If you are a business owner, even a very ambitious one, you may find that it can be tempting sometimes to simply rest on your laurels. After all, things are going well–don’t you deserve a break? But it’s time like these that are the best for taking a look at your business and thinking about what you might need to do differently or where you need to apply extra pressure. The points below are all ones to consider during what are, relatively speaking, down times.
1. Improve Your Fleet Management
Having a fleet of vehicles and drivers can add a layer of complexity to your business. There are essentially three related areas you need to consider: safety, reducing costs, and compliance. For the first, you may want to consider installing dash cams if you haven’t done so already. There are Samsara cameras that can boost the safety of your vehicles, allowing you to monitor driver behavior and make adjustments as needed.

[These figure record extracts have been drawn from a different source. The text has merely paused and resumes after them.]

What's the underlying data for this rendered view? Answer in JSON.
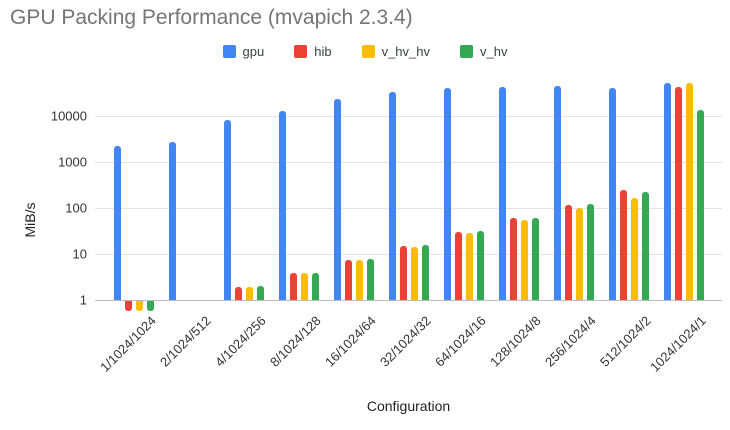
{
  "header": {
    "title": "GPU Packing Performance (mvapich 2.3.4)"
  },
  "chart_data": {
    "type": "bar",
    "title": "GPU Packing Performance (mvapich 2.3.4)",
    "xlabel": "Configuration",
    "ylabel": "MiB/s",
    "y_scale": "log",
    "ylim": [
      0.5,
      60000
    ],
    "y_ticks": [
      1,
      10,
      100,
      1000,
      10000
    ],
    "grid": true,
    "legend_position": "top",
    "categories": [
      "1/1024/1024",
      "2/1024/512",
      "4/1024/256",
      "8/1024/128",
      "16/1024/64",
      "32/1024/32",
      "64/1024/16",
      "128/1024/8",
      "256/1024/4",
      "512/1024/2",
      "1024/1024/1"
    ],
    "series": [
      {
        "name": "gpu",
        "color": "#4285F4",
        "values": [
          2200,
          2700,
          8200,
          13000,
          23500,
          33000,
          40500,
          42500,
          44500,
          40500,
          51000
        ]
      },
      {
        "name": "hib",
        "color": "#EA4335",
        "values": [
          0.6,
          null,
          1.9,
          3.8,
          7.5,
          15,
          30,
          60,
          116,
          245,
          43000
        ]
      },
      {
        "name": "v_hv_hv",
        "color": "#FBBC04",
        "values": [
          0.6,
          null,
          1.9,
          3.8,
          7.5,
          14.5,
          29,
          55,
          100,
          165,
          52000
        ]
      },
      {
        "name": "v_hv",
        "color": "#34A853",
        "values": [
          0.6,
          null,
          2.0,
          3.9,
          7.8,
          15.5,
          31,
          62,
          123,
          222,
          13500
        ]
      }
    ]
  }
}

Dash cams offer a measurable return on investment, which is a factor in point two, cost reduction. Looking at ways to reduce fuel and other costs, streamline maintenance and stay on top of compliance might lead you to software that allows more comprehensive fleet management and that takes some of the burden of paperwork off your drivers. Attending to the overall health of your fleet as a business owner is an invaluable use of your time and is definitely a project to be tackled if you haven’t done so already.
2. Look for Leaders
This is also a great time to identify who among your employees has real potential. When things are frantic and you’re in a reactive mode, this can be tough to do. When things are quiet, you have time to sit down with your staff and get a sense of who you might want to mentor, who is going the extra mile and who is especially good in certain areas, whether that’s managing people, dealing with data, or just keeping the office running smoothly.
Some of the current top HR trends are geared towards exactly that.

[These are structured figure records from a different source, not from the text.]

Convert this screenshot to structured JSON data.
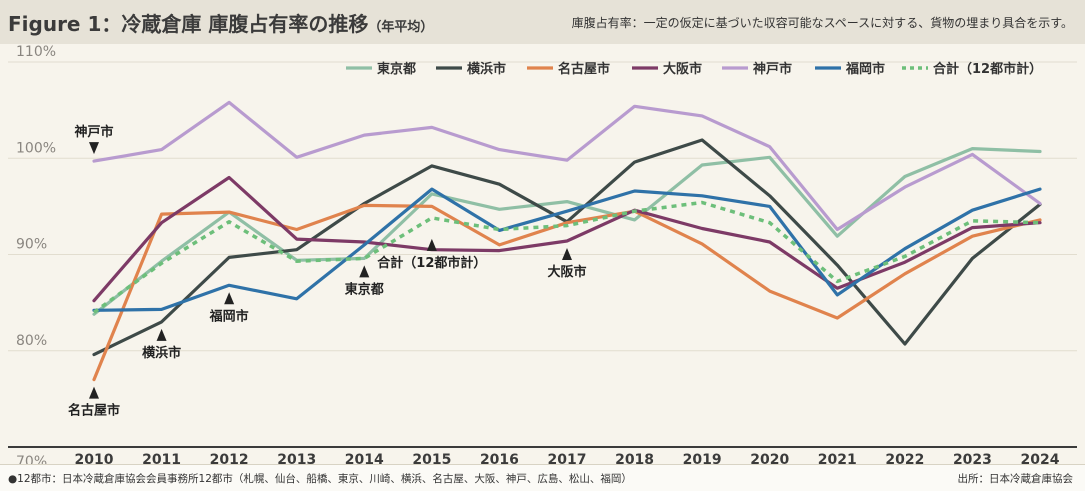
{
  "header": {
    "title_main": "Figure 1：冷蔵倉庫 庫腹占有率の推移",
    "title_suffix": "（年平均）",
    "subtitle": "庫腹占有率：一定の仮定に基づいた収容可能なスペースに対する、貨物の埋まり具合を示す。"
  },
  "footer": {
    "note": "●12都市：日本冷蔵倉庫協会会員事務所12都市（札幌、仙台、船橋、東京、川崎、横浜、名古屋、大阪、神戸、広島、松山、福岡）",
    "source": "出所：日本冷蔵倉庫協会"
  },
  "chart_data": {
    "type": "line",
    "x": [
      2010,
      2011,
      2012,
      2013,
      2014,
      2015,
      2016,
      2017,
      2018,
      2019,
      2020,
      2021,
      2022,
      2023,
      2024
    ],
    "xlim": [
      2010,
      2024
    ],
    "ylim": [
      70,
      110
    ],
    "yticks": [
      {
        "value": 110,
        "label": "110%"
      },
      {
        "value": 100,
        "label": "100%"
      },
      {
        "value": 90,
        "label": "90%"
      },
      {
        "value": 80,
        "label": "80%"
      },
      {
        "value": 70,
        "label": "70%"
      }
    ],
    "grid": true,
    "legend_position": "top-right",
    "series": [
      {
        "name": "東京都",
        "color": "#8fbfa5",
        "dashed": false,
        "values": [
          83.8,
          89.3,
          94.4,
          89.4,
          89.6,
          96.3,
          94.7,
          95.5,
          93.6,
          99.3,
          100.1,
          91.9,
          98.1,
          101.0,
          100.7
        ]
      },
      {
        "name": "横浜市",
        "color": "#3e4a48",
        "dashed": false,
        "values": [
          79.6,
          83.0,
          89.7,
          90.5,
          95.3,
          99.2,
          97.3,
          93.4,
          99.6,
          101.9,
          96.1,
          88.9,
          80.7,
          89.6,
          95.2
        ]
      },
      {
        "name": "名古屋市",
        "color": "#e0834d",
        "dashed": false,
        "values": [
          77.0,
          94.2,
          94.4,
          92.6,
          95.1,
          95.0,
          91.0,
          93.3,
          94.5,
          91.1,
          86.2,
          83.4,
          88.0,
          91.9,
          93.6
        ]
      },
      {
        "name": "大阪市",
        "color": "#7d3a66",
        "dashed": false,
        "values": [
          85.2,
          93.3,
          98.0,
          91.6,
          91.3,
          90.5,
          90.4,
          91.4,
          94.6,
          92.7,
          91.3,
          86.5,
          89.2,
          92.8,
          93.3
        ]
      },
      {
        "name": "神戸市",
        "color": "#b89bcf",
        "dashed": false,
        "values": [
          99.7,
          100.9,
          105.8,
          100.1,
          102.4,
          103.2,
          100.9,
          99.8,
          105.4,
          104.4,
          101.2,
          92.6,
          97.0,
          100.4,
          95.3
        ]
      },
      {
        "name": "福岡市",
        "color": "#2f72a8",
        "dashed": false,
        "values": [
          84.2,
          84.3,
          86.8,
          85.4,
          91.0,
          96.8,
          92.5,
          94.5,
          96.6,
          96.1,
          95.0,
          85.8,
          90.6,
          94.6,
          96.8
        ]
      },
      {
        "name": "合計（12都市計）",
        "color": "#6dbf7a",
        "dashed": true,
        "values": [
          84.0,
          89.1,
          93.4,
          89.3,
          89.6,
          93.8,
          92.6,
          93.0,
          94.5,
          95.4,
          93.3,
          87.2,
          89.8,
          93.5,
          93.3
        ]
      }
    ],
    "annotations": [
      {
        "label": "神戸市",
        "year": 2010,
        "value": 99.7,
        "side": "above"
      },
      {
        "label": "名古屋市",
        "year": 2010,
        "value": 77.0,
        "side": "below"
      },
      {
        "label": "横浜市",
        "year": 2011,
        "value": 83.0,
        "side": "below"
      },
      {
        "label": "福岡市",
        "year": 2012,
        "value": 86.8,
        "side": "below"
      },
      {
        "label": "東京都",
        "year": 2014,
        "value": 89.6,
        "side": "below"
      },
      {
        "label": "合計（12都市計）",
        "year": 2015,
        "value": 93.8,
        "side": "below"
      },
      {
        "label": "大阪市",
        "year": 2017,
        "value": 91.4,
        "side": "below"
      }
    ]
  }
}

Try to schedule one-on-ones with employees to chat with them about their department, their needs, and their vision for their own career and their future with your company. This can help create a culture of communication and openness. Consider whether it be useful to create training or educational opportunities for them. Here are some other things to consider. Should you be doing more delegating? Is there a talented person on your staff who is underutilized? Do you see areas where improvement is needed? What kind of ideas do your employees have? You will likely come away with some valuable data even if you don’t act on it immediately.
3. Check Out the Competition
Just because you knew what the competition was up to when you launched your business or even a few months ago doesn’t mean you are on top of now. A lull is a good time to see what your competitors are doing, figure out if you can learn from it and think about if you might need to shift your strategy in response to that. Even if nothing significant has changed, you might want to consider whether you need to expand your marketing strategy.
Do you need to launch or upgrade a digital marketing plan? Have you built a strong social media presence for your business? Is there an audience that would welcome your product or service that you should try to reach? Come up with a plan and a specific set of criteria that will help you measure whether you are successful.
4. Set Goals
One of the most important things you can do during this time is take a look at your goals.
In a bigger sense, you should take a look at your company’s mission statement and think about whether you remain on track to fulfill it. If not, do you need to revise it? If so, do your goals still support it? What kind of progress have you made on reaching them? It may be time to set new goals. This is another good thing to talk to your employees about. Find out what challenges people are dealing with and get feedback on the direction they think their department or the company overall should take. This doesn’t mean that you need to follow every suggestion, but this will give you a good picture of what some people who are engaged with some of your company’s processes on a daily basis think need to be done.
You could also take this time to reach out to your customers or clients and see what they have to say. Put together surveys and offer incentives for those who respond. With the information that you have gathered, examine whether it’s time to create new goals. If you do make new ones, be sure that they are concrete, have a time frame attached them and have a way for you to measure your progress built in to them. You might think in terms of using them to push your boundaries, to take new risks after a period of complacency.
5. Look at Your Finances
This is also not a bad time to look much more closely at your finances. How you approach this will vary based on the size and complexity of your business. You may need to work with financial professionals in order to do this, or it might be something you can do on your own. Even if you run a very small business, you may be surprised at how easy it is to lose track of day-to-day finances. Consider how much you are bringing in and what is going out.
Does your cash flow look healthy? How much do you have on hand if your business took a dip, or you just had trouble collecting on some invoices? Take a look at your costs as well.
Are there places where you could reduce them? Alternately, you might realize this is the time to spend more. Maybe you need to recruit more employees or give some of the current ones a rise. Perhaps there is office equipment that needs an upgrade or other expenditures that are necessary at this time.